“I think we were meant to walk through this together.” Wenjia Tang Each installment of “ The Friendship Files ” features a conversation between The Atlantic ’s Julie Beck and two or more friends, exploring the history and significance of their relationship.
This week she talks with two friends who were both diagnosed with the same cancer—acute myeloid leukemia—one right after the other. They discuss how this unhappy coincidence shaped their friendship and their faith, and what they’ve learned about the right and wrong ways to support a sick friend.
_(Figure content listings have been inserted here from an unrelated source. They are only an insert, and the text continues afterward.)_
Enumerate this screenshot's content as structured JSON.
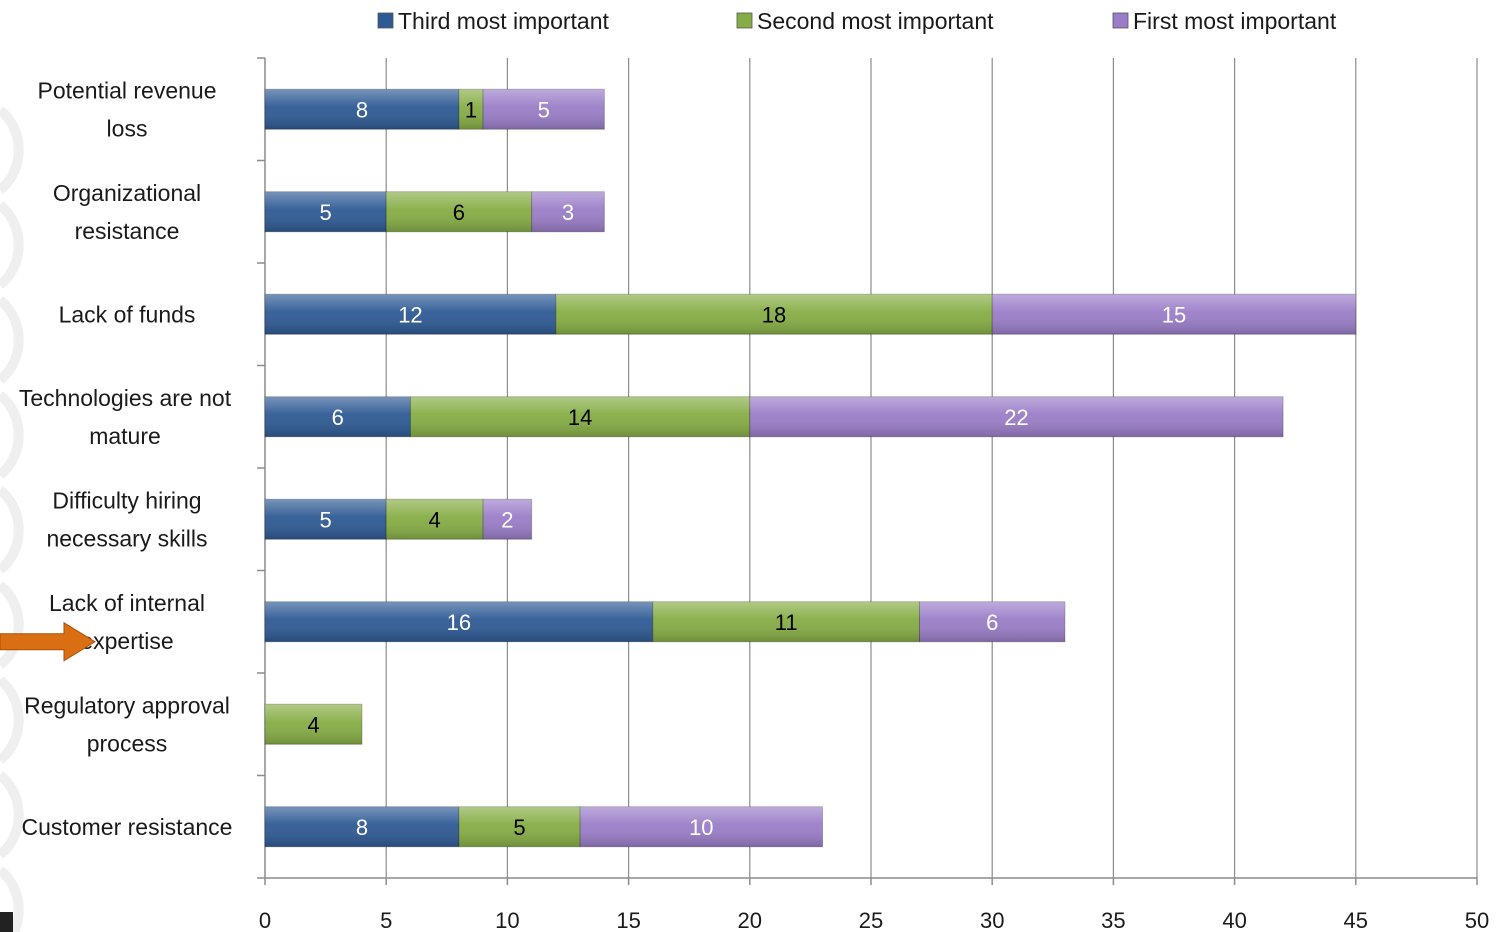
{
  "chart_data": {
    "type": "bar",
    "orientation": "horizontal",
    "stacked": true,
    "title": "",
    "xlabel": "",
    "ylabel": "",
    "xlim": [
      0,
      50
    ],
    "x_ticks": [
      0,
      5,
      10,
      15,
      20,
      25,
      30,
      35,
      40,
      45,
      50
    ],
    "grid": "vertical",
    "legend_position": "top",
    "categories": [
      [
        "Potential revenue",
        "loss"
      ],
      [
        "Organizational",
        "resistance"
      ],
      [
        "Lack of funds"
      ],
      [
        "Technologies are  not",
        "mature"
      ],
      [
        "Difficulty hiring",
        "necessary skills"
      ],
      [
        "Lack of internal",
        "expertise"
      ],
      [
        "Regulatory approval",
        "process"
      ],
      [
        "Customer resistance"
      ]
    ],
    "series": [
      {
        "name": "Third most important",
        "color": "#2e5a94",
        "label_color": "#ffffff",
        "values": [
          8,
          5,
          12,
          6,
          5,
          16,
          null,
          8
        ]
      },
      {
        "name": "Second most important",
        "color": "#86ad45",
        "label_color": "#000000",
        "values": [
          1,
          6,
          18,
          14,
          4,
          11,
          4,
          5
        ]
      },
      {
        "name": "First most important",
        "color": "#9a7dc8",
        "label_color": "#ffffff",
        "values": [
          5,
          3,
          15,
          22,
          2,
          6,
          null,
          10
        ]
      }
    ],
    "highlight_arrow": {
      "category_index": 5,
      "color": "#d96f12"
    }
  }
}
The Friends:
Doug Kelley, 64, a professor at Arizona State University who lives in Phoenix, Arizona
Ted Wueste, 51, a pastor who lives in Phoenix This interview has been edited for length and clarity.
Julie Beck: Paint me a portrait of what your friendship was like before your diagnoses.
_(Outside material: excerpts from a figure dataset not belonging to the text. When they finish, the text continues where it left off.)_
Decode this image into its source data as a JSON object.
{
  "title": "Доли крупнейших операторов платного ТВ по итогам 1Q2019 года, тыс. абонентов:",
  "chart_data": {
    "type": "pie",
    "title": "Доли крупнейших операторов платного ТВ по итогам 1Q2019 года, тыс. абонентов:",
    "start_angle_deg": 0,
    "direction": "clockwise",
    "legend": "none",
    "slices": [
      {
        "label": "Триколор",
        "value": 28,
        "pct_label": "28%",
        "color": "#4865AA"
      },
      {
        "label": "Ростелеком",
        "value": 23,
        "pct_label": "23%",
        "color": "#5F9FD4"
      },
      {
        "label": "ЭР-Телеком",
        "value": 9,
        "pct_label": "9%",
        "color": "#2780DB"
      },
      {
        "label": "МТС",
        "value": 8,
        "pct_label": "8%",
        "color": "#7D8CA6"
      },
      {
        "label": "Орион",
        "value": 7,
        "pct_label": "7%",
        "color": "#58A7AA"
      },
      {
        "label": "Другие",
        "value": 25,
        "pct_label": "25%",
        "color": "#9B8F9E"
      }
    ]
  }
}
Doug Kelley: Our friendship was in a growth stage. One day in a sermon Ted had quoted a couple of people who I was familiar with and who were a little bit out of the box. So I made an appointment to see him, because I wanted to find out if he was the real deal.
Ted Wueste: I probably quoted Henri Nouwen or maybe Richard Rohr. Doug and I both grew up in the more conservative evangelical stream of the Christian faith. Those two authors speak to the search for God in some really deep personal places, in ways that the more traditional [writings] didn’t.